My bot is not state of the art, and intentionally somewhat hobbled by using its own home-rolled dictionary, rather than the official wordle answer list from the source code. It was fun to write, but it only does a one-step lookhead to find a guess that on average reduces the remaining words the least.
The original video from 3Blue1Brown talks about this in the context of information theory.
Determining the most popular Wordle openers based on tweeted / shared scores.
Much has been posted about the best wordle openers, but very little on the most popular, other than this YouGov survey of UK wordle players.
I think I’m the only person who has attempted to figure out the most popular wordle openers from tweets. I’m using the aforementioned kaggle dataset, though I am also collecting tweets when I run
TwitterWordle so I have my own sample. However, I think it is easier to use publicly available data for reproducibility.

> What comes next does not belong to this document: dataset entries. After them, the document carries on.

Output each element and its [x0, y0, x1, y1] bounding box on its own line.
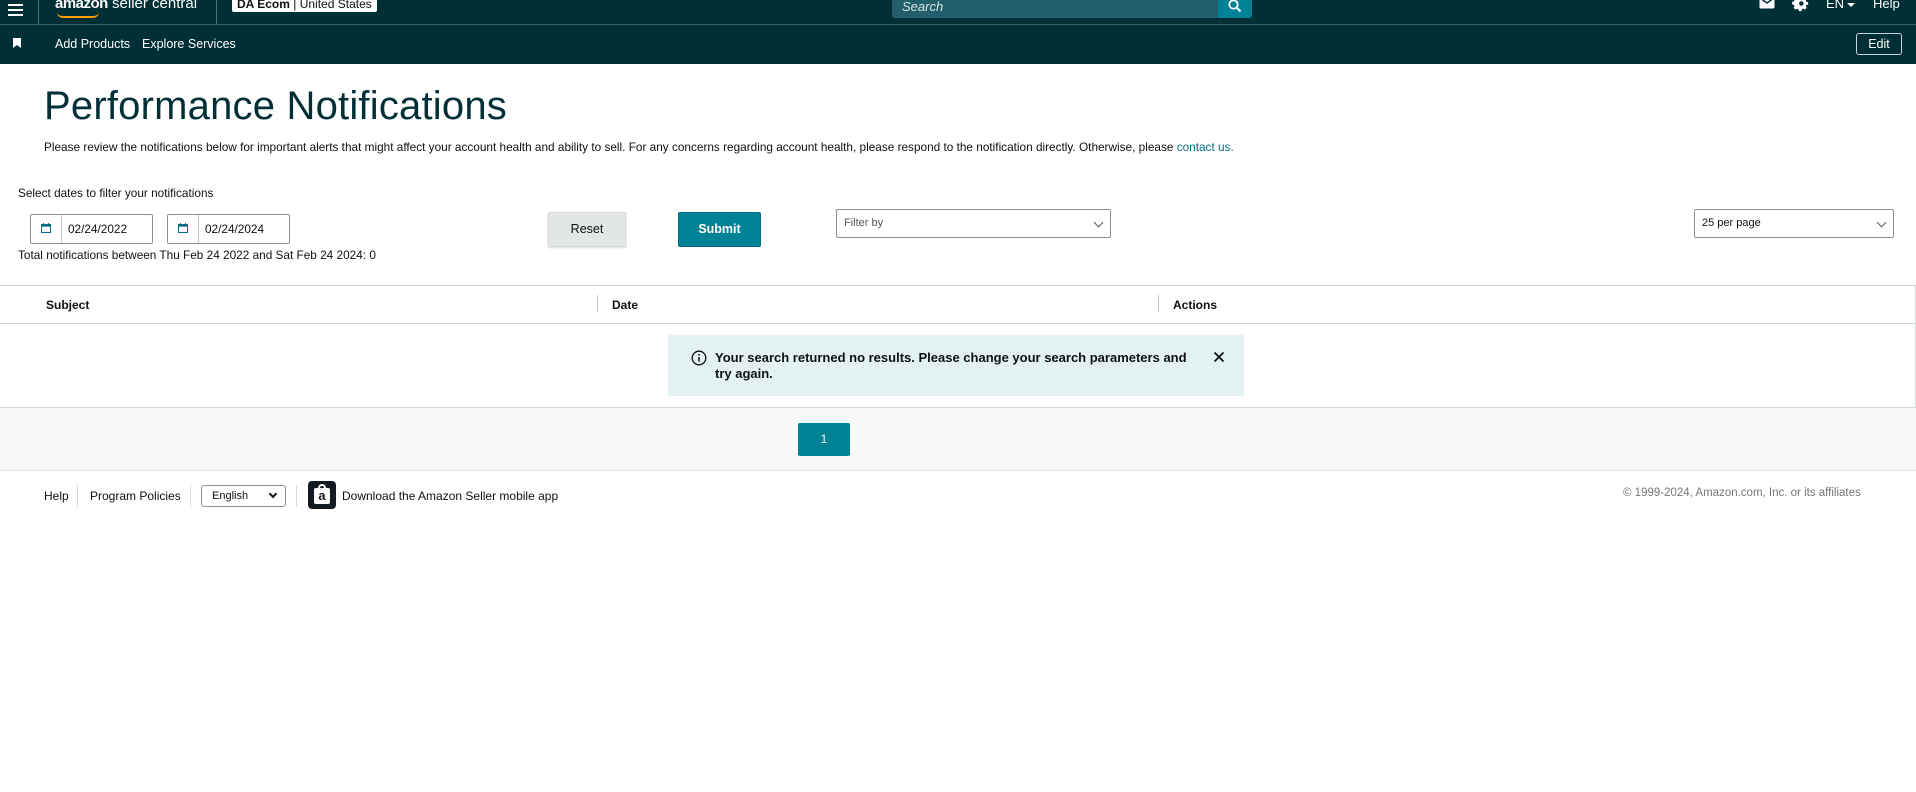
end-date-picker[interactable] [167, 214, 290, 244]
close-icon[interactable] [1213, 351, 1225, 363]
logo-brand: amazon [55, 0, 108, 12]
chevron-down-icon [268, 489, 278, 499]
submit-button[interactable]: Submit [678, 212, 761, 247]
end-date-input[interactable] [200, 215, 288, 243]
search-icon [1228, 0, 1242, 13]
no-results-alert: Your search returned no results. Please … [668, 335, 1244, 396]
header-divider [38, 0, 39, 24]
amazon-app-icon[interactable]: a [308, 481, 336, 509]
gear-icon[interactable] [1792, 0, 1809, 12]
per-page-label: 25 per page [1702, 217, 1761, 229]
help-link[interactable]: Help [1873, 0, 1900, 11]
header-divider [216, 0, 217, 24]
chevron-down-icon [1093, 217, 1104, 228]
calendar-icon [178, 223, 188, 233]
language-selector[interactable]: EN [1826, 0, 1856, 11]
calendar-button[interactable] [168, 215, 199, 243]
secondary-nav: Add Products Explore Services Edit [0, 24, 1916, 64]
nav-explore-services[interactable]: Explore Services [142, 37, 236, 51]
contact-us-link[interactable]: contact us. [1177, 140, 1234, 154]
footer-program-policies-link[interactable]: Program Policies [90, 489, 181, 503]
calendar-icon [41, 223, 51, 233]
search-button[interactable] [1218, 0, 1252, 18]
footer-help-link[interactable]: Help [44, 489, 69, 503]
bookmark-icon[interactable] [13, 38, 21, 48]
seller-central-logo[interactable]: amazon seller central [55, 0, 198, 18]
top-header: amazon seller central DA Ecom | United S… [0, 0, 1916, 24]
account-name: DA Ecom [237, 0, 290, 11]
footer-language-select[interactable]: English [201, 485, 286, 507]
total-notifications-text: Total notifications between Thu Feb 24 2… [18, 248, 376, 262]
info-icon [691, 350, 707, 366]
mail-icon[interactable] [1759, 0, 1775, 9]
page-title: Performance Notifications [44, 84, 507, 128]
footer-copyright: © 1999-2024, Amazon.com, Inc. or its aff… [1623, 487, 1861, 499]
footer-app-download-link[interactable]: Download the Amazon Seller mobile app [342, 489, 558, 503]
hamburger-menu-icon[interactable] [8, 0, 26, 22]
footer-divider [190, 485, 191, 507]
footer-divider [77, 485, 78, 507]
filter-by-dropdown[interactable]: Filter by [836, 209, 1111, 238]
description-text: Please review the notifications below fo… [44, 140, 1177, 154]
footer-divider [296, 485, 297, 507]
start-date-input[interactable] [63, 215, 151, 243]
column-subject[interactable]: Subject [46, 298, 89, 312]
calendar-button[interactable] [31, 215, 62, 243]
account-switcher[interactable]: DA Ecom | United States [232, 0, 377, 12]
reset-button[interactable]: Reset [548, 212, 626, 247]
chevron-down-icon [1876, 217, 1887, 228]
notifications-table-header: Subject Date Actions [0, 285, 1916, 324]
logo-product: seller central [107, 0, 198, 12]
app-icon-bag: a [314, 488, 330, 504]
start-date-picker[interactable] [30, 214, 153, 244]
filter-by-label: Filter by [844, 217, 884, 229]
pagination-bar [0, 408, 1916, 471]
search-box[interactable] [892, 0, 1218, 18]
nav-add-products[interactable]: Add Products [55, 37, 130, 51]
logo-smile [57, 12, 99, 18]
caret-down-icon [1847, 2, 1856, 7]
page-description: Please review the notifications below fo… [44, 140, 1234, 154]
edit-nav-button[interactable]: Edit [1856, 33, 1902, 55]
no-results-message: Your search returned no results. Please … [715, 350, 1187, 381]
account-region: United States [299, 0, 372, 11]
column-divider [1158, 295, 1159, 312]
column-actions[interactable]: Actions [1173, 298, 1217, 312]
page-number-button[interactable]: 1 [798, 423, 850, 456]
per-page-dropdown[interactable]: 25 per page [1694, 209, 1894, 238]
language-code: EN [1826, 0, 1845, 11]
column-divider [597, 295, 598, 312]
column-date[interactable]: Date [612, 298, 638, 312]
search-input[interactable] [892, 0, 1218, 18]
date-filter-label: Select dates to filter your notification… [18, 186, 214, 200]
footer-language-value: English [212, 490, 249, 502]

I have used a Ridge regression to handle the very large amount of colinearity among the possible guesses, since I start only with a pattern ⬜⬜🟨⬜🟨 that implies hundreds of words could create it.
crane are the Top 3 with
crane rocketing out of obscurity after the original 3Blue1Brown video and associated coverage.
“Solving” from tweeted / shared scores.
I was inspired to do this from Ben Hamner’s Kaggle notebook, and his dataset is super useful for a couple reason, which I’ll get to later.

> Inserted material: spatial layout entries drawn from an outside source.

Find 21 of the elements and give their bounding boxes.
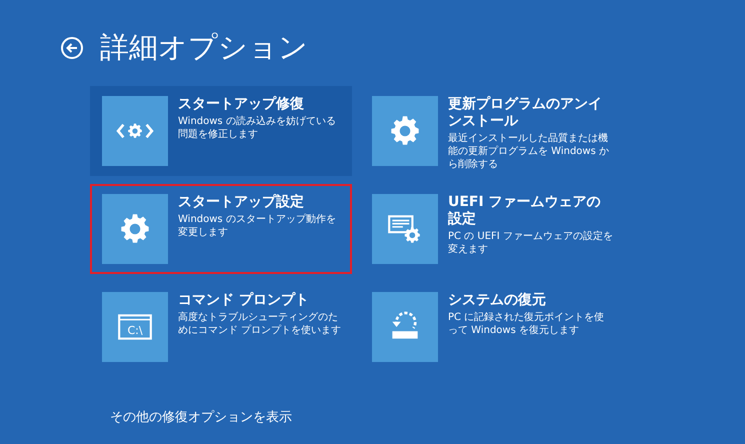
option-title: コマンド プロンプト <box>178 292 310 309</box>
prompt-text: C:\ <box>126 325 144 337</box>
option-description: Windows のスタートアップ動作を変更します <box>178 213 337 239</box>
option-description: 最近インストールした品質または機能の更新プログラムを Windows から削除する <box>448 132 610 171</box>
option-tile[interactable]: システムの復元 PC に記録された復元ポイントを使って Windows を復元します <box>360 282 622 372</box>
option-title: 更新プログラムのアンインストール <box>448 96 603 130</box>
option-description: 高度なトラブルシューティングのためにコマンド プロンプトを使います <box>178 311 342 337</box>
option-description: PC に記録された復元ポイントを使って Windows を復元します <box>448 311 606 337</box>
page-title: 詳細オプション <box>100 29 308 66</box>
option-tile[interactable]: C:\ コマンド プロンプト 高度なトラブルシューティングのためにコマンド プロンプトを使います <box>90 282 352 372</box>
option-tile[interactable]: スタートアップ設定 Windows のスタートアップ動作を変更します <box>90 184 352 274</box>
option-title: システムの復元 <box>448 292 547 309</box>
option-title: スタートアップ設定 <box>178 194 305 211</box>
option-tile[interactable]: UEFI ファームウェアの設定 PC の UEFI ファームウェアの設定を変えます <box>360 184 622 274</box>
option-description: Windows の読み込みを妨げている問題を修正します <box>178 115 337 141</box>
option-title: UEFI ファームウェアの設定 <box>448 194 602 228</box>
more-options-link[interactable]: その他の修復オプションを表示 <box>110 408 292 426</box>
option-tile[interactable]: 更新プログラムのアンインストール 最近インストールした品質または機能の更新プログラムを Windows から削除する <box>360 86 622 176</box>
option-tile[interactable]: スタートアップ修復 Windows の読み込みを妨げている問題を修正します <box>90 86 352 176</box>
option-title: スタートアップ修復 <box>178 96 305 113</box>
option-description: PC の UEFI ファームウェアの設定を変えます <box>448 230 614 256</box>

The idea is to analyze everyone’s shared Twitter scores (e.g. the ⬛🟨🟩 patterns) and figure out the answer just from that. This actually got a lot harder post-NYT acquisition because they skipped a few words such that Wordle 241 had two solutions.
This problem has continued as some determined folks keep playing cached/saved versions of the original game. That has no doubt contributed to Ben’s non-100% success rate, the notebook has now failed on 231,236,249,254, and 258.
My implementation which you can read about in this notebook, and see its spoiler free predictions on Twitter, I’m happy to say, is still 100% accurate. I am limiting the search space to the ~2000 known wordle answers. I believe I have just one failure (247) if it has to search the larger ~12,000 length dictionary, though tweaking the parameters to account for the NYT word changes, I think it can solve that too.
I think the trick to making this work is scoring the words, rather than trying to use certain patterns to completely eliminate/filter out possible solutions.